If anyone else has this problem, install an older version of node. You can use https://github.com/creationix/nvm, juggernaut seems to be working on node v0.6.21-pre.
@maccman One problem with that "high abstraction", not only your implementation but all of them, is that Rack doesn't really support it. So in Sinatra, Rails and everything else I've seen, there's no way to do it that's portable across app servers.
For instance, yours supports "Evented" servers -- I'm assuming that's Thin and Puma. But no Unicorn, Racer, WEBrick, etc., nor most JRuby servers.
That's a common problem with all the SSE stuff. Again, Rails has basically the same problem. You can support non-evented servers, sort of, but the same code doesn't work. Rails also makes development mode very painful for SSE because of threading/reloading problems -- MRI doesn't support thread-safe code reloading, so Rails won't do multiple threads with code reloading, and SSE requires multiple threads currently (and forever?).
With that said, we now have websocket support in basically all the latest browsers. So they're not a bad choice any more. Better than SSE, probably, at this point -- less browser support, but much less painful framework support.
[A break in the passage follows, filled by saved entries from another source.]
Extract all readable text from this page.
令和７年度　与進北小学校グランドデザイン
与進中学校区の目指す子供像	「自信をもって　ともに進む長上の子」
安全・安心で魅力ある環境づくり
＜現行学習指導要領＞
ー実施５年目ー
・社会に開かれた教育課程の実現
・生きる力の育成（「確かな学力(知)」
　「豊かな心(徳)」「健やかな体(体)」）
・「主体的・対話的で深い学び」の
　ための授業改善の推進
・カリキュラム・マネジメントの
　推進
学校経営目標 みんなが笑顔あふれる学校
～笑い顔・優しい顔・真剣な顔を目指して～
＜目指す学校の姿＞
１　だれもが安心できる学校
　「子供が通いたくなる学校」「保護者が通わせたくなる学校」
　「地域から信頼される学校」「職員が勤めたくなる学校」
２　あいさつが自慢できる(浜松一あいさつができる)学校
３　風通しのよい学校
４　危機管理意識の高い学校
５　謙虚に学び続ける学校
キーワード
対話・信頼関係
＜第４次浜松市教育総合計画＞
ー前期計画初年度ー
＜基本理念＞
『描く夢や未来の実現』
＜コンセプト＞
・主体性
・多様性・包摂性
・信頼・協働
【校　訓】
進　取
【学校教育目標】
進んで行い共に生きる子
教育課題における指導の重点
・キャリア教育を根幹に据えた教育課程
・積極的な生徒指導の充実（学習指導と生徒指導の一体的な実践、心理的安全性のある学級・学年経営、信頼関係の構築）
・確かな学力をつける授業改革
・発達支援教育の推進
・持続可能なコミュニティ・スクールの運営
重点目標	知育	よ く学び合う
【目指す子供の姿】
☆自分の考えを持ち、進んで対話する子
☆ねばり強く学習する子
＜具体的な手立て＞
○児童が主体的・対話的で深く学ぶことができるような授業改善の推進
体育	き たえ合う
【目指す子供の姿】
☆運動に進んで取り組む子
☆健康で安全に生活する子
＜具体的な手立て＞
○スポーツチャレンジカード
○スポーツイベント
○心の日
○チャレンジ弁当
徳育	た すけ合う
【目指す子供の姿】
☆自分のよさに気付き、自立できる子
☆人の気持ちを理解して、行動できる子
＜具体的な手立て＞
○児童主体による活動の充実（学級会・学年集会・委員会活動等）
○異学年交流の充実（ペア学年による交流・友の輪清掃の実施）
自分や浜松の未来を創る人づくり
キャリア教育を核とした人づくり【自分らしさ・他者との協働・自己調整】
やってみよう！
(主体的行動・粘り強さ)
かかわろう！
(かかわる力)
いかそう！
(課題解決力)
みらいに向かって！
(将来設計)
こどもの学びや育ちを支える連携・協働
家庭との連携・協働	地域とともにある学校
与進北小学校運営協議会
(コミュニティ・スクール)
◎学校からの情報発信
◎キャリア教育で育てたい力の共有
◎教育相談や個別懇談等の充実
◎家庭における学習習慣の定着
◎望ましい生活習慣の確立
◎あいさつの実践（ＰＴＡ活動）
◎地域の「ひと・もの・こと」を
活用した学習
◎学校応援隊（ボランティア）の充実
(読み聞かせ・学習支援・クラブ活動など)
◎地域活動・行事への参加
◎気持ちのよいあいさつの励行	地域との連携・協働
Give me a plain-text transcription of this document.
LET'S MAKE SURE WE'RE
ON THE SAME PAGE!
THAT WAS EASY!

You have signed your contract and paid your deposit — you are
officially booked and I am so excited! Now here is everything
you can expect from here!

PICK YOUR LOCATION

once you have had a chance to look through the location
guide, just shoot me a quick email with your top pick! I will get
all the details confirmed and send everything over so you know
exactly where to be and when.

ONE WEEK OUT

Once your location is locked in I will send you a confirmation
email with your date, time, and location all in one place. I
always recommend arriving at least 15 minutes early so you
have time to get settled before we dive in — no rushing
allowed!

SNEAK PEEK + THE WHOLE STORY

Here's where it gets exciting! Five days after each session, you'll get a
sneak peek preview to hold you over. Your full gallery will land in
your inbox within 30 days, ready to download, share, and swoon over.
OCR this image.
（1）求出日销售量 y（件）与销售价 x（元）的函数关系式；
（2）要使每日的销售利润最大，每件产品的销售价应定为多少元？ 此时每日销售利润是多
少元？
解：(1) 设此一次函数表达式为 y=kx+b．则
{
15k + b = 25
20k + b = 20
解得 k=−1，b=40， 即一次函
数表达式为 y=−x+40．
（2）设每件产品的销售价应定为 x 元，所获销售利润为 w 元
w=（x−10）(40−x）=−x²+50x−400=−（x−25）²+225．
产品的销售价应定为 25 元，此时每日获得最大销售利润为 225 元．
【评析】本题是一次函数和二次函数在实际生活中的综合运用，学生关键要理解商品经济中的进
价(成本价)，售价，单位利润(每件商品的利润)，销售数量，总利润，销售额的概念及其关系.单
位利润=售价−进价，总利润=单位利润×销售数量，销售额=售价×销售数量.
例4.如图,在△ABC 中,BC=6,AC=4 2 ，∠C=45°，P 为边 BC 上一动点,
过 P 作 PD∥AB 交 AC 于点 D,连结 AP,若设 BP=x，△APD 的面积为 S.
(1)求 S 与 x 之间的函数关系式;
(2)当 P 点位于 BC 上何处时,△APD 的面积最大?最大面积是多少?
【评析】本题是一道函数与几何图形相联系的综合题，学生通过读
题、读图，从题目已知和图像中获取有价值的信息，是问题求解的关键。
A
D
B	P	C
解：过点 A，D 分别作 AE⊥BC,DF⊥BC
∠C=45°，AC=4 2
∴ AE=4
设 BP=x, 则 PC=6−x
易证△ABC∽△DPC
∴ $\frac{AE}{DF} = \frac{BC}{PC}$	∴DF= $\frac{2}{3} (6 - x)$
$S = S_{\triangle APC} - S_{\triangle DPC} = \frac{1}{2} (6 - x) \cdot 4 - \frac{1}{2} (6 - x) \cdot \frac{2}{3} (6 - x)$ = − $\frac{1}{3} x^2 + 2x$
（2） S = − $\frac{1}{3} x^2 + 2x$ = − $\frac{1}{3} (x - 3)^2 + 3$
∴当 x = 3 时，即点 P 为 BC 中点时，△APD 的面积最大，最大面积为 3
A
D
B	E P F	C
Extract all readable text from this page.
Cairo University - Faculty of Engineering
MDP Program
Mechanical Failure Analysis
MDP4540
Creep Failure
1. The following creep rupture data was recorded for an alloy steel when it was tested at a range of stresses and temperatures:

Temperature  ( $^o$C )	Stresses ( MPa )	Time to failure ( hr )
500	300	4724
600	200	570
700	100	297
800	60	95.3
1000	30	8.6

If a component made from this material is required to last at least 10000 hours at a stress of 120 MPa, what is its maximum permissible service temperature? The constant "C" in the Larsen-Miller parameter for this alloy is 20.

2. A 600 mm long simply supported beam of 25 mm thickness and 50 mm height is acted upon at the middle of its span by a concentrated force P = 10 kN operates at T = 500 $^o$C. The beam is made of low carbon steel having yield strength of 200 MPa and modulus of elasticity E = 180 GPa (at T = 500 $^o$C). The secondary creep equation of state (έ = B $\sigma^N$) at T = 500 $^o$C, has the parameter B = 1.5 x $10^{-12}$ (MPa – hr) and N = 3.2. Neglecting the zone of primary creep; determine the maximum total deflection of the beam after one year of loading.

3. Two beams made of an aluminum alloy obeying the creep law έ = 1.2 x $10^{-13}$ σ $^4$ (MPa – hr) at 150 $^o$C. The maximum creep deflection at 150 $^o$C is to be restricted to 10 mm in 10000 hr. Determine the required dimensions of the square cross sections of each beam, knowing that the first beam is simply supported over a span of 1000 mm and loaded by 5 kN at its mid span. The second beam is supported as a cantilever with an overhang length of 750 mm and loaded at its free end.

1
@fuzzmonkey - Thanks, that worked for me. I was on node v0.10.21 ... after installing v0.6.21 through nvm, I launched http://localhost:8080 and saw the Juggernaut Hello World page instantly. Thanks again!
@hgosalia i'd suggest switching to maintained project. You should check out http://faye.jcoglan.com.
I found that I needed specify an old version for the node. And that I must use engines
instead engine
.
I was a bit reluctant at first, but the switch to Faye really was quite easy. The Railscast of Faye is still quite current, and the hardest part was writing a utility method that posted messages to the Faye server from (in my case) a Rails controller. It'd be wise to implement the incoming message security mentioned in the Railscast also.